À la Maison de Blandine, la retraite, c'est la vie partagée

À l'heure du déjeuner, chacun peut mettre son grain de sel et participer à la préparation de la cuisine. - © Matthieu Delaty / WE DEMAIN

Publié le par Florence Santrot

L'essentiel

Résumé par l’IA, validé par la Rédaction.

  • Près de Lyon, la Maison de Blandine offre une alternative aux maisons de retraite traditionnelles : un habitat partagé pour seniors, où la vie collective, l’entraide et les liens intergénérationnels redonnent du sens à l’avancée en âge.
  • Imaginé en 2017 par une infirmière, ce modèle chaleureux et profondément humain essaime progressivement dans la région lyonnaise. Il séduit citoyens et collectivités, sans chercher à se transformer en franchise.
  • Bien plus qu’un simple lieu de vie, c’est un projet de société : une réponse concrète et locale pour bien vieillir ensemble, dans la joie, la dignité et le partage.

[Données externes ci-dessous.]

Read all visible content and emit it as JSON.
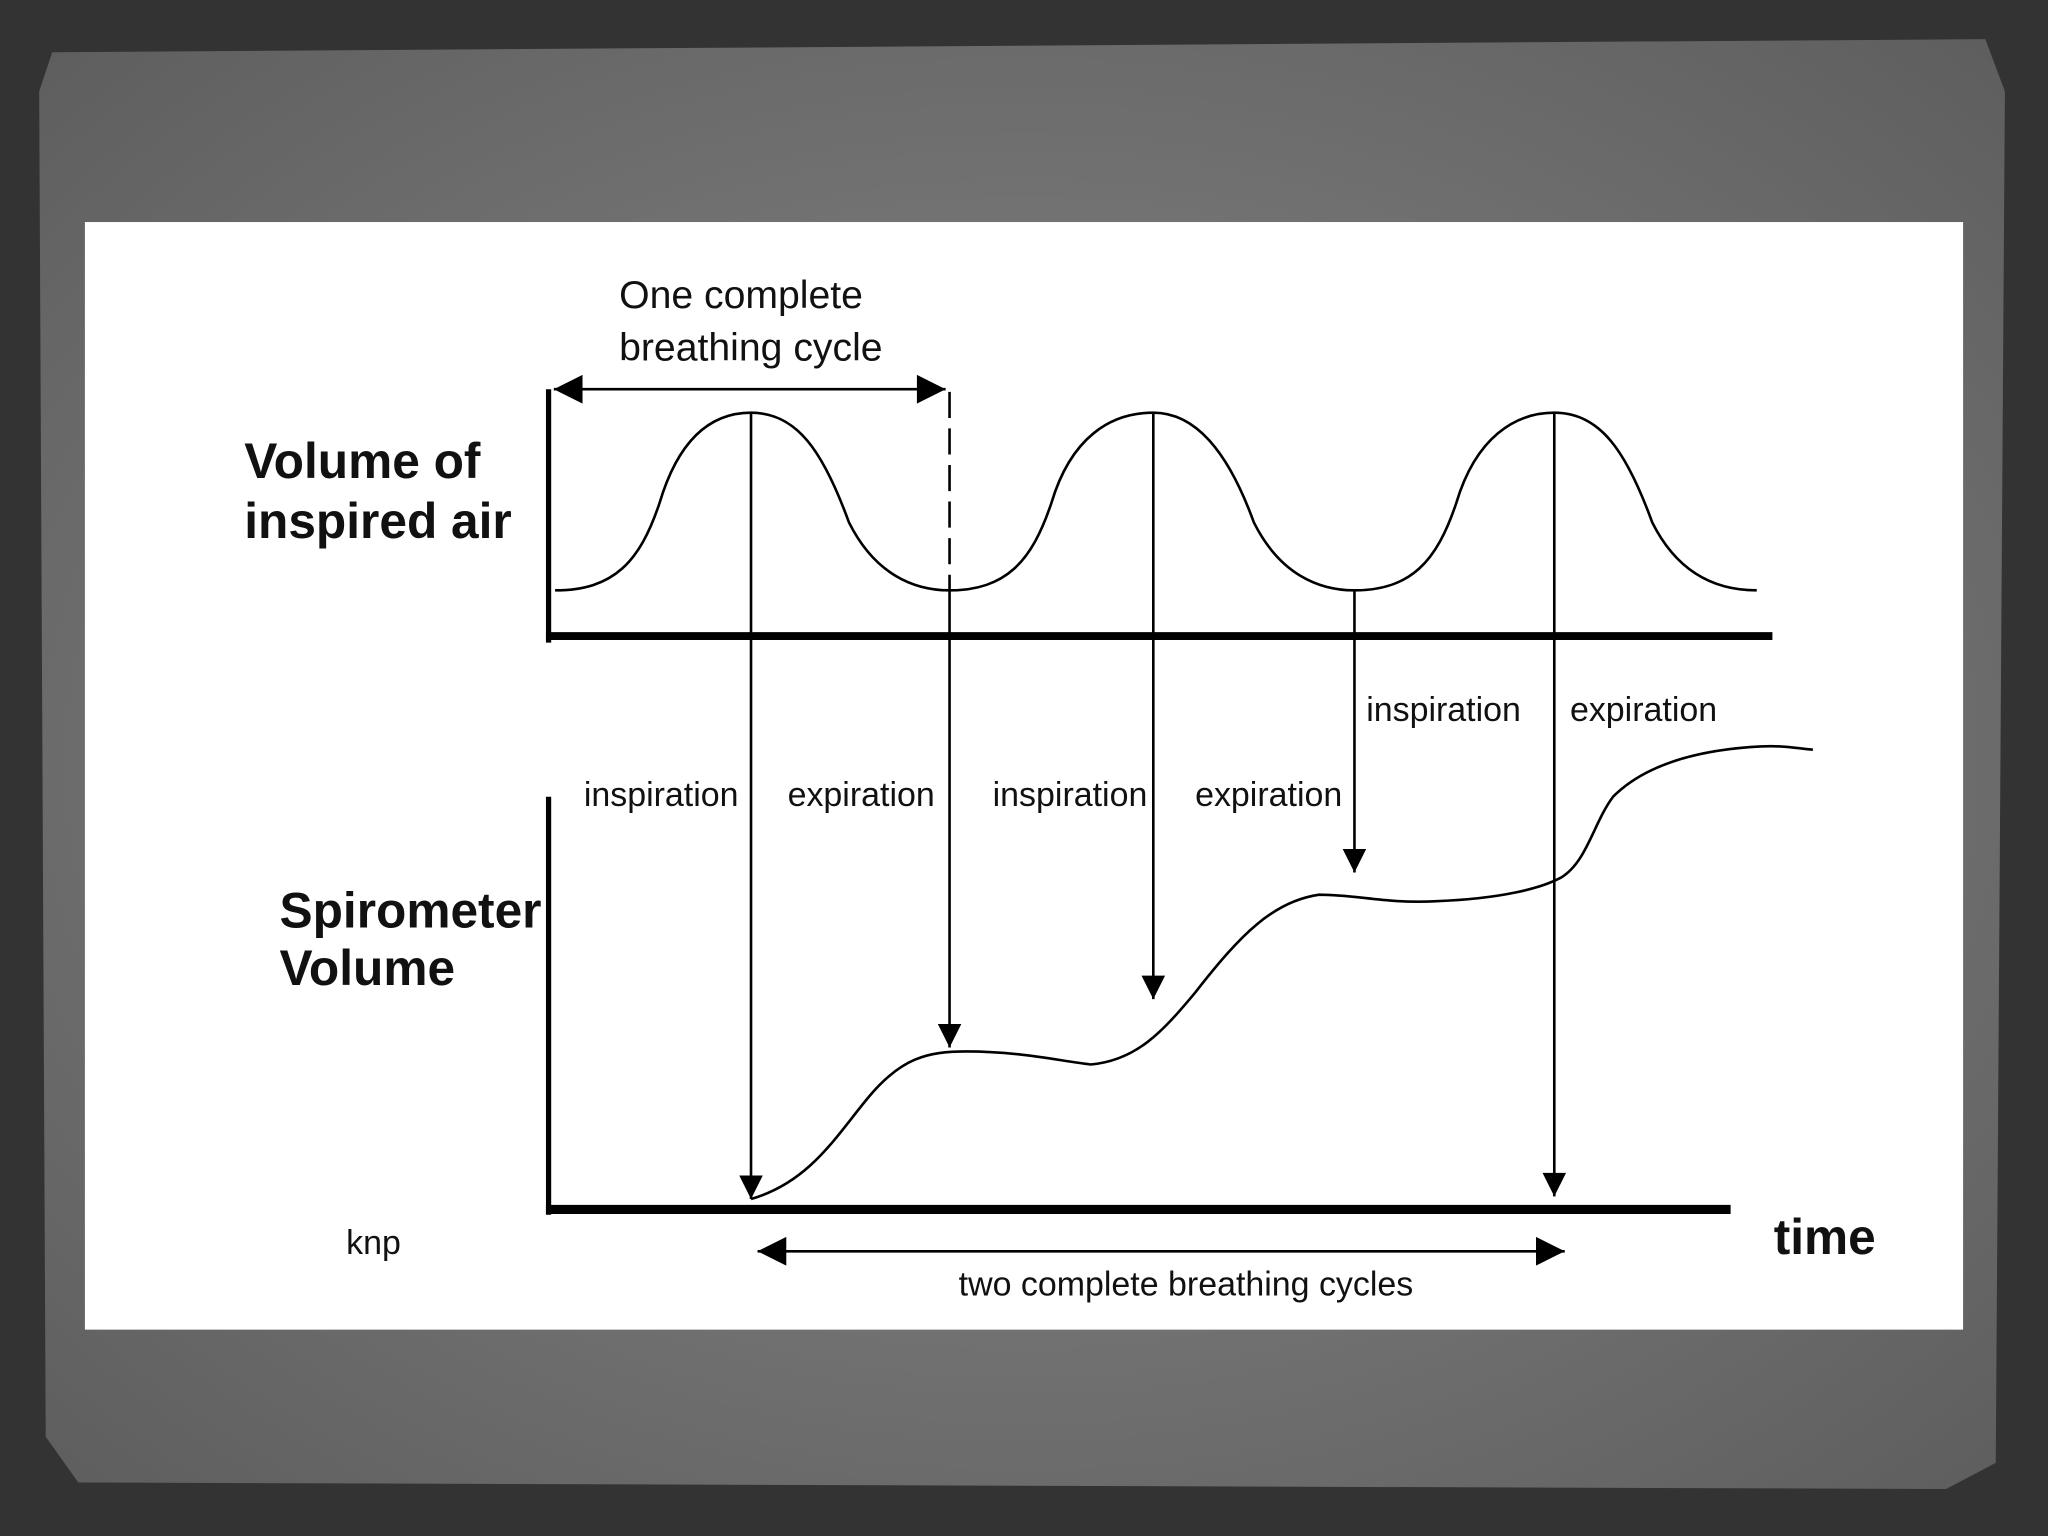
{
  "top_panel": {
    "label": [
      "Volume of",
      "inspired air"
    ],
    "cycle_annotation": [
      "One complete",
      "breathing cycle"
    ]
  },
  "bottom_panel": {
    "label": [
      "Spirometer",
      "Volume"
    ]
  },
  "phases": [
    "inspiration",
    "expiration",
    "inspiration",
    "expiration",
    "inspiration",
    "expiration"
  ],
  "x_axis_label": "time",
  "span_annotation": "two complete breathing cycles",
  "credit": "knp"
}
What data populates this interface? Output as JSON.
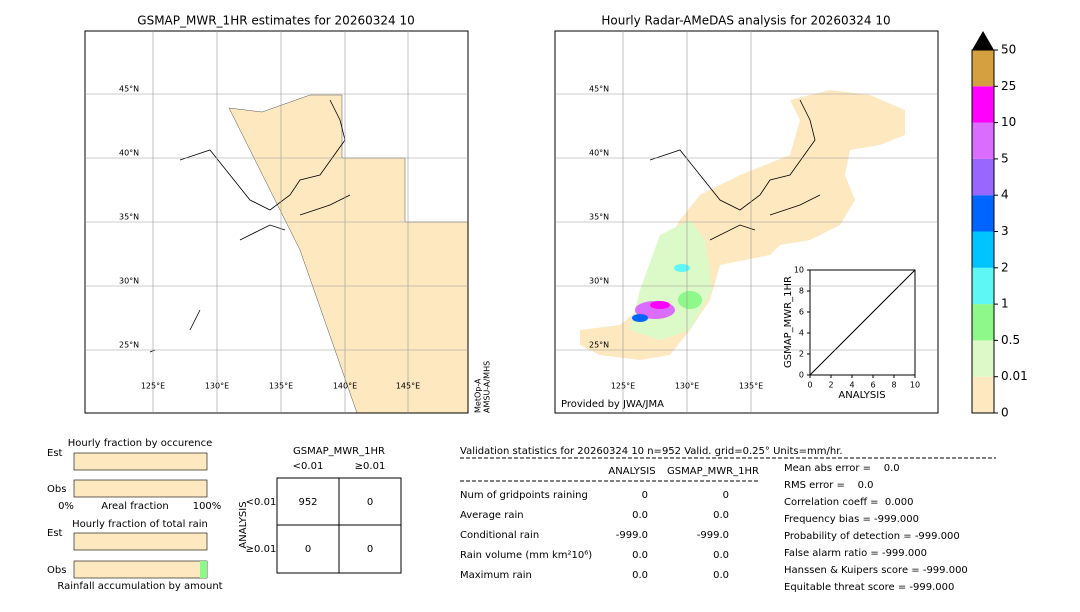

Limonest (Rhône, 69), Auvergne-Rhône-Alpes – Dans une rue tranquille, à quelques encablures du centre-ville de Limonest, à une dizaine de 10 kilomètres du centre de Lyon, une bâtisse aux volets blancs vibre d’une énergie peu commune. On y entend rire, discuter, cuisiner. Bienvenue à la Maison de Blandine, un habitat partagé pour personnes âgées qui casse les codes de la maison de retraite traditionnelle.

Ici, les journées sont rythmées par la vie en commun, les projets partagés et les liens intergénérationnels. Un petit monde à part, ancré localement, qui redonne du sens et du goût à la vieillesse. Une nouvelle manière d’habiter et de s’entraider alors que la part de personnes âgées augmente chaque année et devrait doubler à horizon 2060.`

Un modèle d’habitat partagé qui prend racine

Blandine de Traverse a lancé son projet en décembre 2017. Elle rencontre : “Confrontée en tant qu’infirmière libérale à l’isolement social, au sentiment d’abandon et d’inutilité des personnes âgées, je rêvais de petits lieux de vie pour les remettre en mouvement, les aider à redevenir vivants. Mes patients me touchent, ils sont tous dotés d’une histoire, d’un savoir, de bagages qui ne demandent qu’à être transmis, valorisés.”

Outre la maison de Limonest, huit autres résidences ont été créées dans la région et une petite dizaine d’autres sont en cours de création. Blandine nous fait visiter les espaces communs comme les cuisines où tout le monde met la main à la pâte au moment du repas. “Comme à la maison.”

Blandine de Traverse a imaginé cette maison de retraite d'un genre nouveau en 2017. © Matthieu Delaty / WE DEMAIN

La Maison de Blandine, une idée qui essaime

Il règne une ambiance joyeuse autour de Juliette, une jeune voisine bénévole venue partager ses recettes avant de les emmener faire une balade en voiture. L’un des couples de jeunes “habitants” vient faire la bise à Christa, comme si elle était de leur famille. “On ne s’ennuie pas ici, il n’y a pas de routine, le logement, c’est le mouvement.”

Blandine de Traverse reçoit de plus en plus d’appels de collectivités, d’associations ou de particuliers qui souhaitent reproduire le modèle ailleurs. “Je ne veux pas créer une franchise, mais semer des graines, précise-t-elle. Chaque maison doit rester à taille humaine, ancrée dans son territoire.”

Le bien vieillir, un projet de société

Loin des grandes réformes ou des promesses nationales, la Maison de Blandine montre que la transition sociale et humaine peut commencer dans une rue de quartier. Elle propose un nouveau regard sur la vieillesse, non comme un naufrage, mais comme un moment de partage, d’échange, de transmission.

Et si c’était cela, la vraie innovation sociale ? Une maison pleine de vie, où l’on vieillit debout, ensemble, les mains dans la pâte et le cœur encore curieux.